Apr 06 | Dana, Director of Public Relations
Intern. A year and a half ago this word conjured up ideas of a student, arms full of drink carriers with the office coffee order for the day, scrambling to make it into the office on time or suffer the consequences. But maybe I’ve just watched too many movies.
I didn’t get a head start on internships in my college career. My internship here at Patterson/Bach is only my second, which pales in comparison to some of my fellow classmates’ four or eight. But when it comes to an internship I think it’s quality, not quantity that gets you further in your academic and professional career. As a senior in college, I’ve taken all the required courses from Intro to Public Relations and Advertising all the way up to Advertising Copywriting, Writing for PR and the class I’m currently in, Ad Campaigns. And they’ve all been a big help. I can write, sure, but knowing what to include in a press release or a media advisory was not something I knew on my own. I think if I had tried my hand at an internship before my junior year of college I would have been a hindrance to whomever I ended up interning for. Internships are supposed to be mutually beneficial. I’m bringing the skill set I acquired in my classes and my supervisor is teaching me how to apply that skill set in the real world.
But the classes are the foundation, the jumping off point. Nothing compares to getting your feet wet. I may have learned how to write a press release in Writing for PR, but where was the class for learning how to upload it into a program like Constant Contact to send it to media contacts? Who knew there was an entire database of media outlets and media contacts called Vocus that Public Relations (and even Government) professionals use all the time? Guess all those movies lead me to believe someone in the PR world just flipped open their phone and got a hold of their good buddy Joe the Journalist down at the local newspaper.
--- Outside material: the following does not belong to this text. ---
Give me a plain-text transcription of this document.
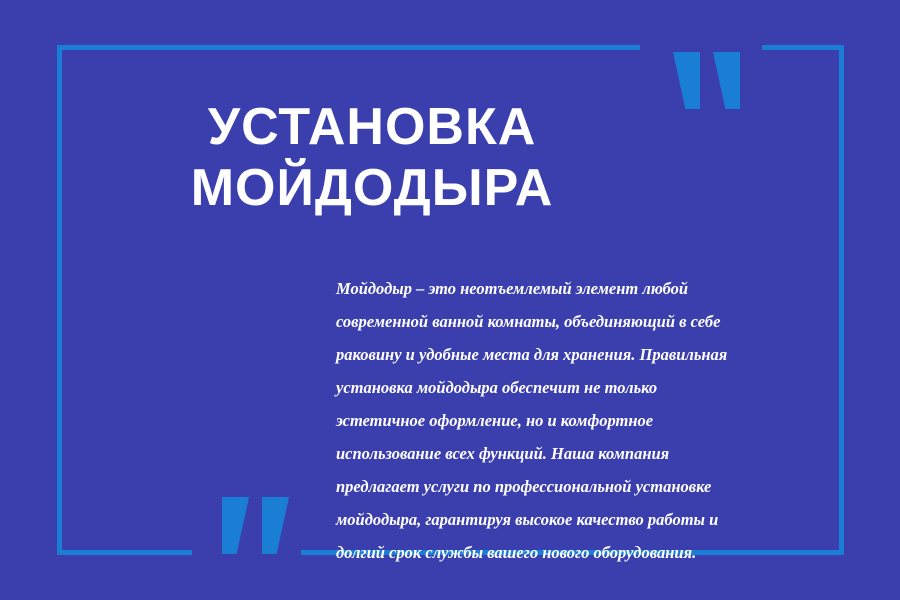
УСТАНОВКА
МОЙДОДЫРА

Мойдодыр – это неотъемлемый элемент любой современной ванной комнаты, объединяющий в себе раковину и удобные места для хранения. Правильная установка мойдодыра обеспечит не только эстетичное оформление, но и комфортное использование всех функций. Наша компания предлагает услуги по профессиональной установке мойдодыра, гарантируя высокое качество работы и долгий срок службы вашего нового оборудования.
I’d like to say “a typical day in the office for me is like,” but there is no typical day. There’s always something new to work on and I love the real world challenge of time management and prioritizing what needs to get done first. I may be responsible for responding to Twitter posts and updating fans on Facebook every Monday morning but if something else more important comes up I better be able to switch gears and set the other stuff aside. And that’s the type of real world experience that will come in handy no matter where I end up in my career.
I think the most important part of any internship is knowing that what you’re doing is not busy work. When I leave the office I know that what I was working on will be worked on by my supervisor because it has to get done. Whether it’s plugging in dates for a production schedule for June, going through a media contact list or filling out information for a client in a spreadsheet, what I’m working on is important. And not only are the things I get to work on important but they’re also helping me become a well-rounded Ad/PR professional. So no, I don’t get coffee for everyone in the office. And that’s a good thing. The movies may have the coffee lackey end up as the office big shot but I know that in reality it’s the interns like me with a few quality real world experiences under their belts who get the corner office.